Cannabinoids for Psychiatric Disorders? Evidence of Effectiveness is Lacking, Report Concludes
There is little evidence that the use of cannabinoids can improve symptoms of anxiety, attention-deficit/hyperactivity disorder (ADHD), depression, posttraumatic stress disorder (PTSD), psychosis, or Tourette syndrome, according to a report in Lancet Psychiatry.
“Cannabinoids are often advocated as a treatment for various mental disorders,” wrote Nicola Black, Ph.D., of the University of New South Wales and colleagues. Doctors and patients “need to be aware of the low quality and quantity of evidence for the effectiveness of medicinal cannabinoids in treating mental disorders and the potential risk of adverse events,” they added.
Black and colleagues searched several databases including MEDLINE, the Cochrane Central Register of Controlled Clinical Trials, and the Cochrane Database of Systematic Reviews for studies published between 1980 and 2018 that examined changes in symptoms and/or remission following the use of medicinal cannabinoid for treating adults with anxiety, ADHD, depression, PTSD, psychosis, or Tourette syndrome, either as the primary condition or secondary to other medical conditions. The researchers also searched for unpublished or ongoing studies on ClinicalTrials.gov, the EU Clinical Trials Register, and the Australian and New Zealand Clinical Trials Registry.
They identified 83 studies, including 40 randomized, controlled trials (RCTs), for the analysis.

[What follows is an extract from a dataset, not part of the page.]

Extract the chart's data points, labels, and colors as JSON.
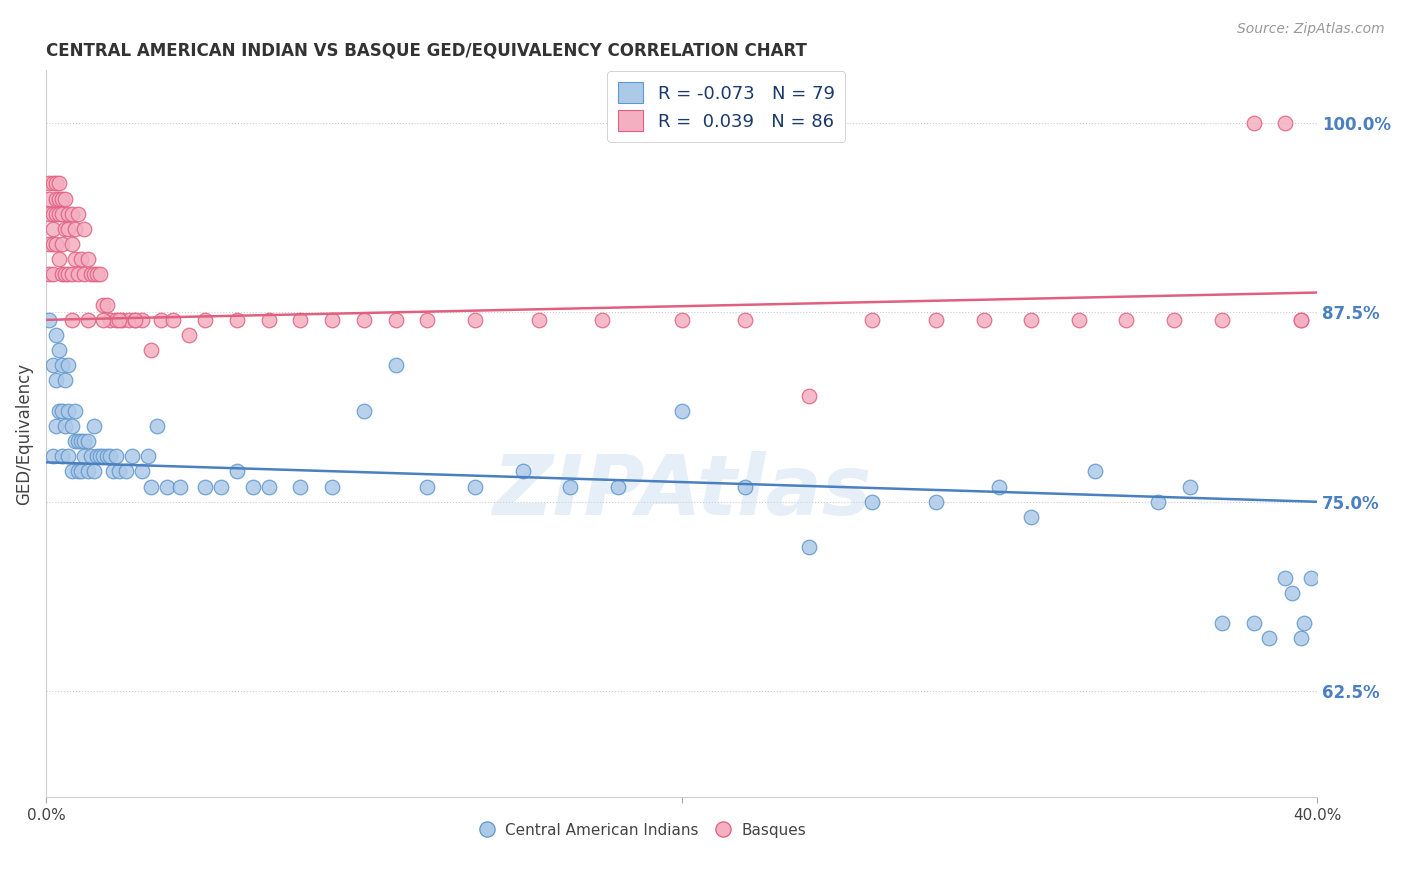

Most of the RCTs were very small (with median sample sizes of 10 to 39 participants) and had short follow-up periods (median trial length of four to five weeks), the authors noted.
“We found little evidence for the effectiveness of pharmaceutical CBD [cannabidiol] or medicinal cannabis for the treatment of any of [the examined] mental disorders,” Black and colleagues wrote. “Some very-low quality evidence was found for the use of pharmaceutical THC [tetrahydrocannabinol] (with or without CBD) in treating anxiety symptoms among individuals with other medical conditions, such as chronic noncancer pain and multiple sclerosis.”
In an accompanying commentary, Deepak Cyril D’Souza, M.B.B.S., M.D., of Yale University cautioned, “The process of drug development in modern medicine is to first demonstrate efficacy and safety in clinical trials before using the drug clinically. With cannabinoids, it seems that the cart (use) is before the horse (evidence). If cannabinoids are to be used in the treatment of psychiatric disorders, they should first be tested in randomized, controlled trials and subjected to the same regulatory approval process as other prescription medications.”